A review of such an unusual case gives a new perspective to a lesbian experience but also to parricide. Most parricides, the killing of a blood relative -- most commonly used to mean a parent killed by a child even though a child killed by a parent is included in the term technically and a far more common occurrence -- are acted out by males upon their fathers. The second most common occurrence is a Mother/Son matricide. Mother/daughter matricide is highly unusual and therefore rarely written about. Still, many common elements of modern understandings of parricide are present.
Motive is an issue. Modern literature considers abuse the most common reason for parricide. The child cannot take the abuse any more and kills in self defense. I found Glamuzina and Laurie's evaluation of what may have been abusive activity within the homes of the girls to be a more modern understanding of parricide. Both families are examined, showing that the deceased was not a saint and that secrets, such as adultery, were common in both families.

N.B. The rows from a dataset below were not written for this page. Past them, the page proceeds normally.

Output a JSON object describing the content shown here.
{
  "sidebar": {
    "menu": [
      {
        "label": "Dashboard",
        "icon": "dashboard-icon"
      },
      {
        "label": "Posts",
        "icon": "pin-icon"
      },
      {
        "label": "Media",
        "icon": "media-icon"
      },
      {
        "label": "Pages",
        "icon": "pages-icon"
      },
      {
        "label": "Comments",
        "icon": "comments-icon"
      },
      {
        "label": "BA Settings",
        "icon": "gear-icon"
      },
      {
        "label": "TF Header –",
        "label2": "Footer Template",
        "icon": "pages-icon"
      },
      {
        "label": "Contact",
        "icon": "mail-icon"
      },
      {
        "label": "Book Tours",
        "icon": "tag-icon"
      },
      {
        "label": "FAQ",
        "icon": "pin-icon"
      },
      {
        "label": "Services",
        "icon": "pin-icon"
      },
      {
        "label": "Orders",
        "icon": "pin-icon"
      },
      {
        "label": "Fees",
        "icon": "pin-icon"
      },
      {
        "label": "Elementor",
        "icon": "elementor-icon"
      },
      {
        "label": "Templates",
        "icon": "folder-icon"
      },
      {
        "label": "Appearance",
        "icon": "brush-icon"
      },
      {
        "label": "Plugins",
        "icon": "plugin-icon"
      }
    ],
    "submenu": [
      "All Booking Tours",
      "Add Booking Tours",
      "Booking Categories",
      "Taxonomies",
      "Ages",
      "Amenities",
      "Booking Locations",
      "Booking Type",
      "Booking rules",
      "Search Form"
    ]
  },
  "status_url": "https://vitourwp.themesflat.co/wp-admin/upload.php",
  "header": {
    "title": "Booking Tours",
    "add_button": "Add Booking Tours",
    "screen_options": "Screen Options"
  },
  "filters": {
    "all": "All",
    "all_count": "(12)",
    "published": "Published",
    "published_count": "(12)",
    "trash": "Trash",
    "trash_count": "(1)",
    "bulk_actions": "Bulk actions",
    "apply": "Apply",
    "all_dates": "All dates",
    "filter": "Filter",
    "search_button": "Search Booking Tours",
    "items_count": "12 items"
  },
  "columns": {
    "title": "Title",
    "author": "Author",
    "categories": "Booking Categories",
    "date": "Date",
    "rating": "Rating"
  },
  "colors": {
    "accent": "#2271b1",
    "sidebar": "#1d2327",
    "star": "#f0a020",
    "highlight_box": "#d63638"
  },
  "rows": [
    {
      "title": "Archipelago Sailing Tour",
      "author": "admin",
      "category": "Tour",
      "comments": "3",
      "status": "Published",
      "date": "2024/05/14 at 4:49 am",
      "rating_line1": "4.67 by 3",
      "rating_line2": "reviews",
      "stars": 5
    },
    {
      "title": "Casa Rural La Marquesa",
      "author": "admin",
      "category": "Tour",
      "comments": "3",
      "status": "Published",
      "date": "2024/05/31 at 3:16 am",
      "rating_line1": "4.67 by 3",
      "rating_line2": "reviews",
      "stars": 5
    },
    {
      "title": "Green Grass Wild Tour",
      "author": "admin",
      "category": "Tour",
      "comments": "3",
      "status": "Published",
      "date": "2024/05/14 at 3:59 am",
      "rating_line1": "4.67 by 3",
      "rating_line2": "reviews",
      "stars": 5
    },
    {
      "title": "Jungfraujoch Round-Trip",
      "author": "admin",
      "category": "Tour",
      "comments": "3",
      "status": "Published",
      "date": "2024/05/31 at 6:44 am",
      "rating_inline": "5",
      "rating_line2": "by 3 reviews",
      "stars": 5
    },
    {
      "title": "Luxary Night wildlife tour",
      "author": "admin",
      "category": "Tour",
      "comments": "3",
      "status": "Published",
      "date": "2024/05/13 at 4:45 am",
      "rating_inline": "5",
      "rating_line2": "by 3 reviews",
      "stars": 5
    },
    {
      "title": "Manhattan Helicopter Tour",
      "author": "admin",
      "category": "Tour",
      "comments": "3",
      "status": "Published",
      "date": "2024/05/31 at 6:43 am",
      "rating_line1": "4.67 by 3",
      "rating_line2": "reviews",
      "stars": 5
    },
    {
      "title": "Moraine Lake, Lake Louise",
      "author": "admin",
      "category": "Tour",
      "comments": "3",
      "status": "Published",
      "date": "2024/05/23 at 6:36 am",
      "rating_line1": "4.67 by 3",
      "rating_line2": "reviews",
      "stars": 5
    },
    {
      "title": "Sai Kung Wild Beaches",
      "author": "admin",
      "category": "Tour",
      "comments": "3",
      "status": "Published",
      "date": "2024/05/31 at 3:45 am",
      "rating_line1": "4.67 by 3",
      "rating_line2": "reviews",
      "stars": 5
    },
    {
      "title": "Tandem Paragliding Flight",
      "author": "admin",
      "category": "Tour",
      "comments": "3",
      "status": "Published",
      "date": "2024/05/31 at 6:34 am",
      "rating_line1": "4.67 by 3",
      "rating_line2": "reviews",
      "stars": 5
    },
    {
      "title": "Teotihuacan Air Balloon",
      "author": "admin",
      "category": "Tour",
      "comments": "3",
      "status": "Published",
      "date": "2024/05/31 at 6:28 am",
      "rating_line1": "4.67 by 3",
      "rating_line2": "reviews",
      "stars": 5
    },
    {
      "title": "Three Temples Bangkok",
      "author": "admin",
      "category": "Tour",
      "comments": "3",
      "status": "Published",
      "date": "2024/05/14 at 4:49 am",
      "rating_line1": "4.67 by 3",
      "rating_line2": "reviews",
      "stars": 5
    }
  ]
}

Also, the idea of a flashpoint is common in literature about parricide. Often, just before the murder, some thing new happens in the household, for example, the killer finds out their siblings are being raped. It appears the flashpoint for this murder was the threat of separation. Hulme's parents wished to send her to England and the two could not deal with the idea of being separated after being so close. They would have done anything to stay together.

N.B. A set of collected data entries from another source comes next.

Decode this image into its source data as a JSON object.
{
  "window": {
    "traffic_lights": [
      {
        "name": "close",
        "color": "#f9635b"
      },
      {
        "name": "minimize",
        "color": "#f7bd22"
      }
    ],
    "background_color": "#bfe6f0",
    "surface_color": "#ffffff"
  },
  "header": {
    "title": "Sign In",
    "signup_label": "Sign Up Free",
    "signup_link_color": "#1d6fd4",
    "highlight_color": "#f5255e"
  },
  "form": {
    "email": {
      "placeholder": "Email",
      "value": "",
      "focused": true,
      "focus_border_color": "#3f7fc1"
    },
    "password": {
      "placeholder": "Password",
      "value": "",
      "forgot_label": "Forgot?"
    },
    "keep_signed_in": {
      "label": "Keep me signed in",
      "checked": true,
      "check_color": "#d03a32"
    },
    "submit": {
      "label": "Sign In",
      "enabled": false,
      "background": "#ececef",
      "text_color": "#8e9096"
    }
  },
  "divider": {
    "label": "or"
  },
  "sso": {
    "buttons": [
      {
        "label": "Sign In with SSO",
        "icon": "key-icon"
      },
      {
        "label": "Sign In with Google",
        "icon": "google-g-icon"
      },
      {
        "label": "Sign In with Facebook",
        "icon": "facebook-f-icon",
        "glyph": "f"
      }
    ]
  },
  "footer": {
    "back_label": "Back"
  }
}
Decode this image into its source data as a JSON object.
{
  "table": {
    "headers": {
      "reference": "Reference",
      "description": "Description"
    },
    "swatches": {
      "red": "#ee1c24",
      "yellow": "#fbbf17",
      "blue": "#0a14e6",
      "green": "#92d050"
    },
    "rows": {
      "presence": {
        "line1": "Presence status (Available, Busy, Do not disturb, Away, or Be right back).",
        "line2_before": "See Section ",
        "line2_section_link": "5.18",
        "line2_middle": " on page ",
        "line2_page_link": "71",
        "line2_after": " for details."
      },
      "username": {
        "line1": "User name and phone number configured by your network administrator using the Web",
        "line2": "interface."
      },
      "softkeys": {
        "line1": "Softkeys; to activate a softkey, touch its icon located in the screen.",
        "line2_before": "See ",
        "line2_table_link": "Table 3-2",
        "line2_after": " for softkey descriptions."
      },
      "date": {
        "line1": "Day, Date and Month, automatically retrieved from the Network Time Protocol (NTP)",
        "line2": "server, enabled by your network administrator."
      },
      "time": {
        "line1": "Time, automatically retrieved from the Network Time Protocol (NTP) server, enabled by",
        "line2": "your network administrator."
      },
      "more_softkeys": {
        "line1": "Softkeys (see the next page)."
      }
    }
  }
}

Other modern ideas are presented. Not surprising, considering how thorough the book is, a review of the definition of lesbian is included, running from the broad to the specific. However, the girls did not consider themselves lesbians, despite probable references to genital sex within the diaries and long intimate baths together. Still, the press, the public, and the lawyers on both sides considered them lesbians.
That is one weakness of the work. It seems ironic that in a case that affected so much of the New Zealand lesbian population, those involved do not consider themselves homosexual. This angle was never really developed in the work but then, no one is perfect.
In the end, the writing that indicted Hulme must have paid off. Juliet Hulme became the well loved Scottish mystery novelist Anne Perry. Pauline Parker also was exiled and most likely lives a quiet life under an assumed name. As far as is known, they have not been in contact with each other, nor do they wish to be.--julie gerrard harris.